A History of the County of Middlesex: Volume 5, Hendon, Kingsbury, Great Stanmore, Little Stanmore, Edmonton Enfield, Monken Hadley, South Mimms, Tottenham. Originally published by Victoria County History, London, 1976.
This free content was digitised by double rekeying. All rights reserved.
The Hundred lies west of the river Lea in the north-east corner of Middlesex. Crossed by the Great North Road and Ermine Street, it is bounded by Hertfordshire in the north, north-east, and north-west, and by Ossulstone in the south and south-west. In 1881 it covered 31,805 a. (fn. 1) South Mimms, Monken Hadley, and part of Enfield project westward into Hertfordshire and from the later 19th century have been transferred piecemeal to that county.
In 1086 the hundred comprised the manors of Enfield, Tottenham, and Edmonton with the berewick of South Mimms, which presumably included Monken Hadley. It was then assessed at only 70 hides, less than any other Middlesex hundred. (fn. 2) From 1130 it was frequently described as a half hundred. (fn. 3) The early-12th-century Middlesex Hidagium calls it the 'half hundred of Mimms' but some of the details for the area are missing. (fn. 4)
The components of the hundred hardly varied after 1086. By 1316 they consisted of the vills of Edmonton, Enfield, South Mimms, and Tottenham. (fn. 5) Monken Hadley was expressly mentioned as a constituent in 1524. (fn. 6) By the late 15th century the number of manors in the hundred had increased to c. 16, excluding those of East and Chipping Barnet and Brookmans, part of whose lands lay in South Mimms. (fn. 7)
The hundred apparently was never alienated by the Crown. (fn. 8) In 1273-4 Tottenham and Edmonton were presented for not attending the hundred court, (fn. 9) to which they owed suit.
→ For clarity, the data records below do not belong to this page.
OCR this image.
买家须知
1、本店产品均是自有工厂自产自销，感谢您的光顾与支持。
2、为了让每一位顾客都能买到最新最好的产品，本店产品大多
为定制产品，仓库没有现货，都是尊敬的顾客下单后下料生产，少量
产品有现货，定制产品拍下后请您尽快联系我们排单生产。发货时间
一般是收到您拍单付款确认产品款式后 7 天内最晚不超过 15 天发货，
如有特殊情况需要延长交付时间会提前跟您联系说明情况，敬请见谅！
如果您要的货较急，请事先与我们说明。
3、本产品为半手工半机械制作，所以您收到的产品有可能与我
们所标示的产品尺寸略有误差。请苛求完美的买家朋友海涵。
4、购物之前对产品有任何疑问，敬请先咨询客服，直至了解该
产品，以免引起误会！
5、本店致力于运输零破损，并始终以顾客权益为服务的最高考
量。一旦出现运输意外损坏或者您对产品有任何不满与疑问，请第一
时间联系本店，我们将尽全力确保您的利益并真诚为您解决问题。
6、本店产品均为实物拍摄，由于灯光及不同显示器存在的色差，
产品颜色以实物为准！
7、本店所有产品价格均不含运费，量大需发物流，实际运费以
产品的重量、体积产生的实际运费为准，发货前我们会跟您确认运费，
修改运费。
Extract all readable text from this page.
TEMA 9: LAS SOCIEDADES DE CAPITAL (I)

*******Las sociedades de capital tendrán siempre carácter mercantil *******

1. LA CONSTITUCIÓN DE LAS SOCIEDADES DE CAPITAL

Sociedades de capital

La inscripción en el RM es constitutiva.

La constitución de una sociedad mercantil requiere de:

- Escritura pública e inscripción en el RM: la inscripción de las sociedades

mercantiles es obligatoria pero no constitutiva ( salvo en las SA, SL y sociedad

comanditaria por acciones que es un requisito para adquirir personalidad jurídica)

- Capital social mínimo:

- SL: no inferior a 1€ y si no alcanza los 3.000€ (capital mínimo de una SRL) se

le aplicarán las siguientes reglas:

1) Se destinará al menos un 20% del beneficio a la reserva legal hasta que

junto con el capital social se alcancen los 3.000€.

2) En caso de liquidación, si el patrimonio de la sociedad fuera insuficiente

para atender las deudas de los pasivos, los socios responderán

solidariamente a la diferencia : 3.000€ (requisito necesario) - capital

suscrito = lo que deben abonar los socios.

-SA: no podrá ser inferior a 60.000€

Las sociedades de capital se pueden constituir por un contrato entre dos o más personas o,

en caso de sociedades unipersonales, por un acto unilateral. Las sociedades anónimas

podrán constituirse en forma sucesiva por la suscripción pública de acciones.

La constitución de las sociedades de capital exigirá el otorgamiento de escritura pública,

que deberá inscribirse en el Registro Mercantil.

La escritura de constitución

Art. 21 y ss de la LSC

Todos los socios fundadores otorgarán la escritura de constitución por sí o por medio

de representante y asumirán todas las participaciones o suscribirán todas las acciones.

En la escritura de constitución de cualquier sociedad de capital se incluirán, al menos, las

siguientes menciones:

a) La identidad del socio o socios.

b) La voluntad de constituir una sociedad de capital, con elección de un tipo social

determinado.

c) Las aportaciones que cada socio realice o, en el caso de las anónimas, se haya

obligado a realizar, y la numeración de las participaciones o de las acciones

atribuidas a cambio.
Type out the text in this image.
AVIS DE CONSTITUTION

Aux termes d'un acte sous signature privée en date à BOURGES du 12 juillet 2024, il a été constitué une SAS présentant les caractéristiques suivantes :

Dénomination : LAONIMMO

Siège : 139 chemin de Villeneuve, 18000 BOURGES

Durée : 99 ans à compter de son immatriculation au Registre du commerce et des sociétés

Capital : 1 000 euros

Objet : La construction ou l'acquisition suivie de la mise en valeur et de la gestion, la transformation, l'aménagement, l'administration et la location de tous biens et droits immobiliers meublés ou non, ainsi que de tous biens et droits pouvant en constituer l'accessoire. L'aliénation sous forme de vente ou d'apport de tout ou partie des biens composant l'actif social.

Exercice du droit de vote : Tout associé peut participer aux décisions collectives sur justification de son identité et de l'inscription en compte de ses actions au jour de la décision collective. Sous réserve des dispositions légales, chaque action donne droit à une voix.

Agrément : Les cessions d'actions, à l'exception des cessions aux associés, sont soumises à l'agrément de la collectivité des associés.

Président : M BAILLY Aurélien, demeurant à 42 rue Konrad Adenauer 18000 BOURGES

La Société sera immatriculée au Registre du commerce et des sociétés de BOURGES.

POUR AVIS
Only Roger Lewknor at South Mimms and the abbot of Walden and Humphrey de Bohun sustained their claims to view of frankpledge in 1294. (fn. 10)
A bailiff was mentioned in 1273-4 and from 1294 there was a chief bailiff. (fn. 11) In the early 17th century the term of office was apparently indefinite. The chief bailiff, four electors of jurors, and eight other jurors represented Edmonton at the eyre of 1294. (fn. 12) In 1305 actions were heard before a constable of the peace for the hundred. (fn. 13) There was a chief constable in 1486, who was a maltman from Enfield, (fn. 14) and by 1613 there were three chief constables, all gentlemen, responsible respectively for Edmonton, Enfield, and Mimms and Hadley. (fn. 15) Later known as high constables, until at least 1747 (fn. 16) they were elected and sworn at quarter sessions, initially for a three-year term, (fn. 17) although some served for as long as five years. (fn. 18) In the early 17th century about 16 petty constables were responsible to them. (fn. 19) From 1559 (fn. 20) to 1729 (fn. 21) Edmonton was normally associated with Gore and Ossulstone hundreds for musters to arms and administering the county funds.
The meeting-place of the hundred may have been near Potters Bar. (fn. 22) In 1658 a track led from Mutton Lane (the lane near which the moots were held) (fn. 23) to an area of 109 a. in Enfield Chase marked as 'mote plane'. (fn. 24) After the Middlesex county court had been reorganized under the Small Debts, Middlesex, Act of 1750, (fn. 25) the court for Edmonton hundred suitors was held from at least 1808 at the George, Enfield. (fn. 26) The court ceased to function in that form after the passage of the County Courts Act, 1846. (fn. 27)
The bronze matrix of the hundred seal, round, 2.7 cm., made in 1390-1 to seal the passes required by the Statute of Cambridge (1388), survives. (fn. 28) Legends, black letter, EDELME/TONE and SIGILLUM/COMITATUS MIDD' and on the reverse ED.